第82話

文字数 578文字

 「あはは。ケンちゃん、知っているでしょ。私、株好きだから。ケンちゃんのことも、上がるかなーって楽しみにしているからいいんだよ。上がらなくても、ずっと持っている株は愛着あるし、株主優待もあるし、ね」
 
 渚さんは指輪を()めた手をけんちゃんに振ってみせた。ケンちゃんは真っ赤になった。そしておもむろに砂糖の入った白い壺を手に取ると、カプチーノにバサッと砂糖を振りかけた。

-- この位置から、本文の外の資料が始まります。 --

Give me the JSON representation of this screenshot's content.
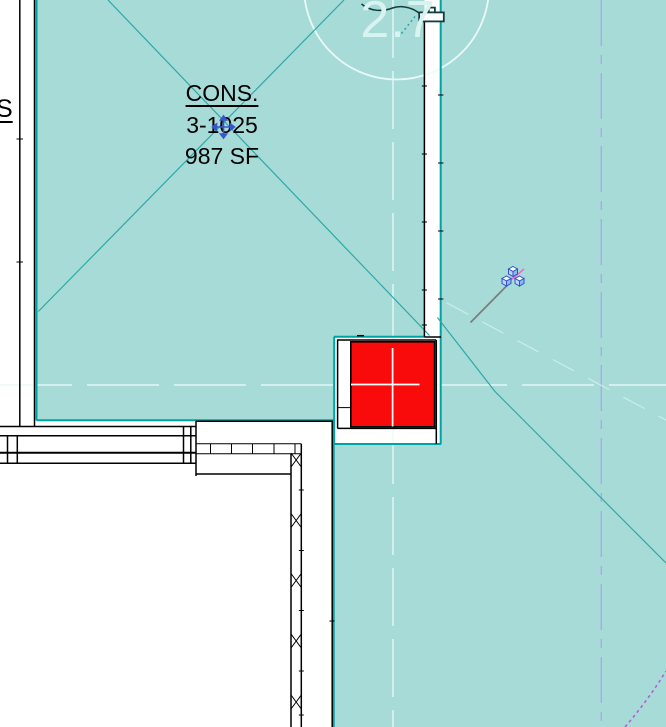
{
  "view": {
    "type": "floor-plan-canvas"
  },
  "grid_bubble": {
    "label": "2.7"
  },
  "room_tag": {
    "name": "CONS.",
    "number": "3-1025",
    "area": "987 SF"
  },
  "adjacent_room_tag": {
    "name_fragment": "S"
  },
  "colors": {
    "room_fill": "#a7dbd8",
    "room_boundary": "#00a2a2",
    "room_diagonal": "#2fa8a5",
    "column_fill": "#f90b0b",
    "wall_line": "#000000",
    "reference_white": "#e9fbfa",
    "grid_dashed": "#a9a9f2",
    "underlay_faint": "#c9ece9",
    "annotation_purple": "#b35fd6",
    "cursor_gray": "#7d7d7d",
    "cursor_pink": "#ff5fc8",
    "cursor_cube_blue": "#2e55c6",
    "move_icon_blue": "#3a55cc",
    "tag_text": "#000000",
    "grid_text": "#d9f3f1",
    "grid_circle": "#ecfbf9",
    "element_dark": "#123d3f"
  }
}
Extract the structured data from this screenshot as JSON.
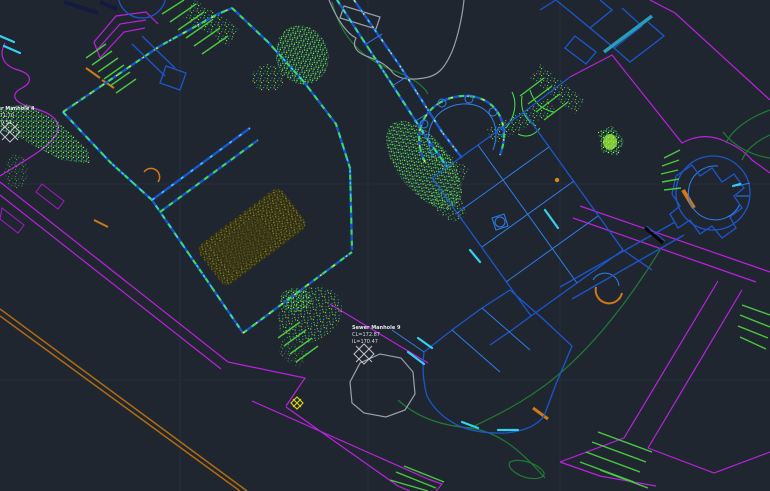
{
  "viewport": {
    "type": "cad-site-plan-viewport",
    "background": "#1f2630",
    "grid_color": "#2a3240"
  },
  "palette": {
    "road_magenta": "#bb22dd",
    "building_blue": "#1d56cc",
    "building_blue_light": "#2f7fe8",
    "wall_teal": "#2a9db8",
    "accent_cyan": "#35d0f0",
    "pointcloud_green": "#3ade52",
    "hatch_lime": "#49c93f",
    "contour_green": "#227a33",
    "garden_olive": "#8a7a28",
    "fence_orange": "#b06c12",
    "accent_orange": "#cc7a1a",
    "canopy_gray": "#99a1aa",
    "marker_yellow": "#d8d020",
    "annotation_text": "#d6dade"
  },
  "labels": {
    "manhole9": {
      "name": "Sewer Manhole 9",
      "cover_level": "CL=172.87",
      "invert_level": "IL=170.47"
    },
    "manhole4": {
      "name": "Sewer Manhole 4",
      "cover_level": "CL=171.70",
      "invert_level": "IL=170.51"
    }
  }
}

渚さんが止める間もなかった。

 「あれっあれっ」

 カウンターからは見えないが、しゅわしゅわと絵が崩れていく様子は目に浮かぶ。

 「アハハ! もー、ケンちゃん!」

 ケンちゃんが慌てふためく様子に渚さんは笑いころげて、目じりの涙を指先で拭った。

 「ごめんね、なぎちゃん」

 ケンちゃんは消えていくカプチーノの絵を悲しそうに見つめた。

 「いいんだよ。美味しく飲むのが一番。絵はもう見たよ。見えなくてもカプチーノに溶けてるから大丈夫」

 「さ、飲んで」と渚さんはスプーンで砂糖をかき混ぜた。くずれた絵は綺麗なマーブル模様になった。

 「渚さん」ケンちゃんがカプチーノを飲み始めるのをみて、杏さんが言った。「ケンちゃんさんが、本当に浮気していたら、生殺与奪権は行使されたんですか?」

 「もちろんよ。」

 渚さんはキッパリと断言した。